Course Assignments
CS 294-4 - Intelligent RAM (IRAM)
Assignment Overview
These assignments are to be done in two weeks by 1 or 2 people. It is
fine if the assignment is done by more than one group or person, but
given the wealth of important topics, we probably don't want three or
groups working on the same assignment.
The results should be placed on
the WWW. My idea is that those who have taken an assignment will give
me a dummy URL at time of the sign-up, and then the results will be updated
over the 2 weeks so that people can see what is being learned as it happens.
The initial report would just say that this page is under
construction.
Needless to say, the purpose of this class is to explore a potentially
exciting new frontier, thus it makes no sense to hold back. Each group will
present their results at a class meeting.

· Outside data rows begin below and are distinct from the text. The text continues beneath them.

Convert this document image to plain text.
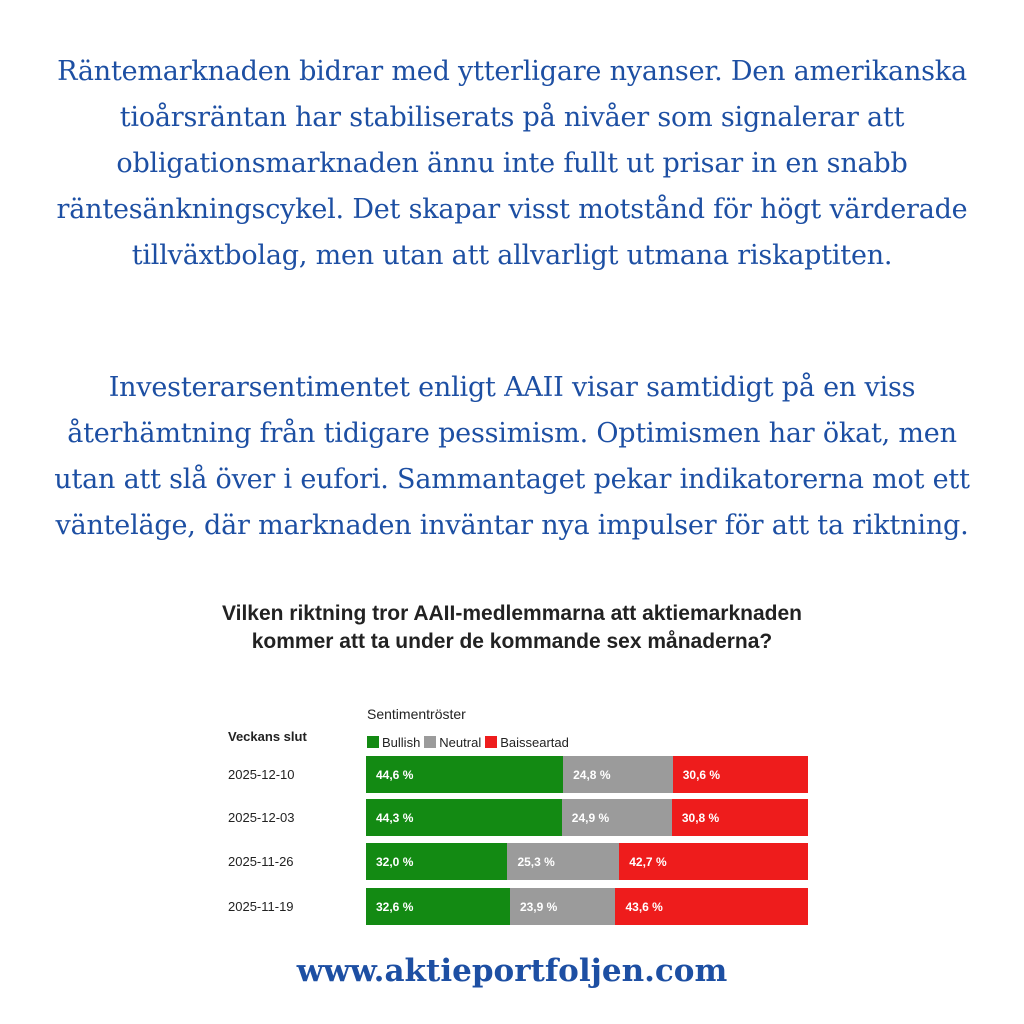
Räntemarknaden bidrar med ytterligare nyanser. Den amerikanska tioårsräntan har stabiliserats på nivåer som signalerar att obligationsmarknaden ännu inte fullt ut prisar in en snabb räntesänkningscykel. Det skapar visst motstånd för högt värderade tillväxtbolag, men utan att allvarligt utmana riskaptiten.

Investerarsentimentet enligt AAII visar samtidigt på en viss återhämtning från tidigare pessimism. Optimismen har ökat, men utan att slå över i eufori. Sammantaget pekar indikatorerna mot ett vänteläge, där marknaden inväntar nya impulser för att ta riktning.

Vilken riktning tror AAII-medlemmarna att aktiemarknaden kommer att ta under de kommande sex månaderna?

Sentimentröster
Veckans slut	Bullish Neutral Baisseartad
2025-12-10	44,6 %	24,8 %	30,6 %
2025-12-03	44,3 %	24,9 %	30,8 %
2025-11-26	32,0 %	25,3 %	42,7 %
2025-11-19	32,6 %	23,9 %	43,6 %

www.aktieportfoljen.com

My general idea is to have assignments in three areas:
- integrated circuits
- computer architecture
- software (compilers, operating systems, and possibly applications)
and have three types of assignments:
- programming
- literature search
- short designs
My hope is that each of you will pick an assignment according to your skills:
e.g., if you are good at programming/UNIX and interested in architecture, you
will do a programming assignment in architecture, such as determining how
well a cache with very large blocks would work on some of the SPEC95 programs.
On the other hand, if your skills were were more in circuits, you might try
to find all papers regarding logic in a DRAM process, coming up with a
bibliography and summarizing the results in a table, both on the WWW.
The model is that the first two assignments would either be literature
search or programming, depending on your area and skills, and everyone
does a short design project as the final assignment.
All three assignments should form a solid foundation on which to do the
final projects.
Although its fun to program, it usually saves time to use programs that
others have created. Two useful sets of resources are:
Below are examples of assignments. I am very interested in suggestions,
from anyone, on what would be good things to work on.
Programming Assignments
-
IRAM vs. conventional caches on database/OS trace.
I have a CD containing Dick Sites trace of the Microsoft SQL server running
on the Windows NT system for a DEC Alpha computer
[Sit96.]
The first step would be to recreate the results he claimed in his paper and
his course at Berkeley. The second step would be to see how well IRAM would
work for his workload. You would start from a straight-forward cache design,
just with very wide blocks that are loaded quickly, e.g., form 1024 bits to
16384 bits in 50 ns, and very the number of Sense Amps/Buffers. The question
is whether the benefits (if any) come from reuse, spatial locality, or simply
the wide bandwidth. Its possible that there is no benefit, as each access
might look like a random 32-bit load or store.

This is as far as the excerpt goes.